Clever ist ein Alien, der mit der Andenkultur nichts mehr zu tun hat, aber er ist auch Enkel. Und als dieser hört er das bedrohliche Husten des Großvaters, während der den verzogenen Städter für Wissen und Weisheit der Ahnen sensibilisieren will. Virginio weicht Fragen nach seinem Husten aus, wie immer, und verweist auf den heiligen Kondor, den Andenboten, der beispielhaft lebt und stirbt. Denn wenn das Tier merkt, dass es nicht mehr nützlich ist, zieht es sich in die Berge zurück und stürzt sich dort in den Tod. Dass Virginio es genauso machen will, steht außer Frage und wirkt so schlüssig wie alles andere, was man von ihm sieht.

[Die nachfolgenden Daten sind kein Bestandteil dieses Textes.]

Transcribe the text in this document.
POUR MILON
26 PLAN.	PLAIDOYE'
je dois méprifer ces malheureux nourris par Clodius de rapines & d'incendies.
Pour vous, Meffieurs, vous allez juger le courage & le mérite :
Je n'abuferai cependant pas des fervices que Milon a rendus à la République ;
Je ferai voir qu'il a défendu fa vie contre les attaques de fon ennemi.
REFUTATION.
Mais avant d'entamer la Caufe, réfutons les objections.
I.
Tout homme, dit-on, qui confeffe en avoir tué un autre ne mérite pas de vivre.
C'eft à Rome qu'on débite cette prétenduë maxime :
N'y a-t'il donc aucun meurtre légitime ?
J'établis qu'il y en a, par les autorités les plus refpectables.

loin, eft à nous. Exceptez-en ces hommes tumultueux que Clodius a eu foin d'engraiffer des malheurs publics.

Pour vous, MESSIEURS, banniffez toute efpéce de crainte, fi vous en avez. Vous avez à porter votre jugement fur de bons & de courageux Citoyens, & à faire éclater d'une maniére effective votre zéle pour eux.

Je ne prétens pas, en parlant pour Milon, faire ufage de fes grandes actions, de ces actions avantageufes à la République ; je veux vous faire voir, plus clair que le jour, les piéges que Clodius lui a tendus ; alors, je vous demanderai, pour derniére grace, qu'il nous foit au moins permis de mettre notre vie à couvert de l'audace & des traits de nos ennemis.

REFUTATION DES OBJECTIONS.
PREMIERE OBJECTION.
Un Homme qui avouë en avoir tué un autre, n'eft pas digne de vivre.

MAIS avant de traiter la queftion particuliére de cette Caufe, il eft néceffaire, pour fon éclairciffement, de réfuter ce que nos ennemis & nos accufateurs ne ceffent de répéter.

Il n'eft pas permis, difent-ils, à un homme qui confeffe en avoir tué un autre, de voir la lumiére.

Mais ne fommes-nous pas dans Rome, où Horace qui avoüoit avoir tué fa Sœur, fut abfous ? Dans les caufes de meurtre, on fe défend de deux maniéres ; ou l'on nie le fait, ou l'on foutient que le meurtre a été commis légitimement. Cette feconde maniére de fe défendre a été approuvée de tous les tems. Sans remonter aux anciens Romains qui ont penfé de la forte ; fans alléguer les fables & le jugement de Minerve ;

Doch Clever protestiert, sie müssten in die Stadt, zum Arzt, und auch das Wasserproblem werde nicht verschwinden. Selbst im Dorfrat sind nur noch wenige Virginios Meinung, man müsse hierbleiben, um jeden Preis die Tradition bewahren und beten. Nicht mal Sisa. Doch die schweigt, würdevoll und trotzig, auch wenn sie das weit entfernte Wasser kaum noch holen kann. Brunnen von der Regierung, die würden helfen, doch auf die ist hier wohl wirklich kein Verlass. Und so bleibt es an Clever, sich weiter mit dem Alten zu reiben und ihm nach heftigem Streit dem Arzt nach Hause zu bringen. Und dort muss er ertragen, wie der Großvater sich treu bleibt, modernen Vorstellungen zum Trotz. Aber auch Clever ist da schon halb verwandelt, die Plastikkleidung längst verschwunden. Sein Blick geht Richtung Berge.
Brachiale Naturschönheit

In seinem bildgewaltigen Regiedebüt verbindet Alejandro Loayza Grisi die einzigartige Szenerie des bolivianischen Altiplanos mit einer universellen Geschichte über Heimat, Liebe und Tod. Im Miteinander der Aymara-Gemeinde tritt eine spirituelle Verbundenheit mit Natur und Brauchtum in den Vordergrund, die den Menschen Sinn und Erdung zu verleihen scheint und unsere durchrationalisierte Moderne kalt erscheinen lässt. Immer wieder gelingt es dem als Kameramann für Dokumentarfilme geschulten Grisi, Bilder von großer Symmetrie und brachialer Naturschönheit zu produzieren, von denen viele auch für sich alleine stehen könnten. Wenn die weiten Landschaften dann in Porträts übergehen und hier von zutiefst menschlichen Konflikten erzählt wird, lebt etwas von dieser zeitlosen Natur auch in den Figuren weiter, vertieft ihre Verbindung zusätzlich. Könnte man jetzt doch nur den Regen ins Altiplano schicken.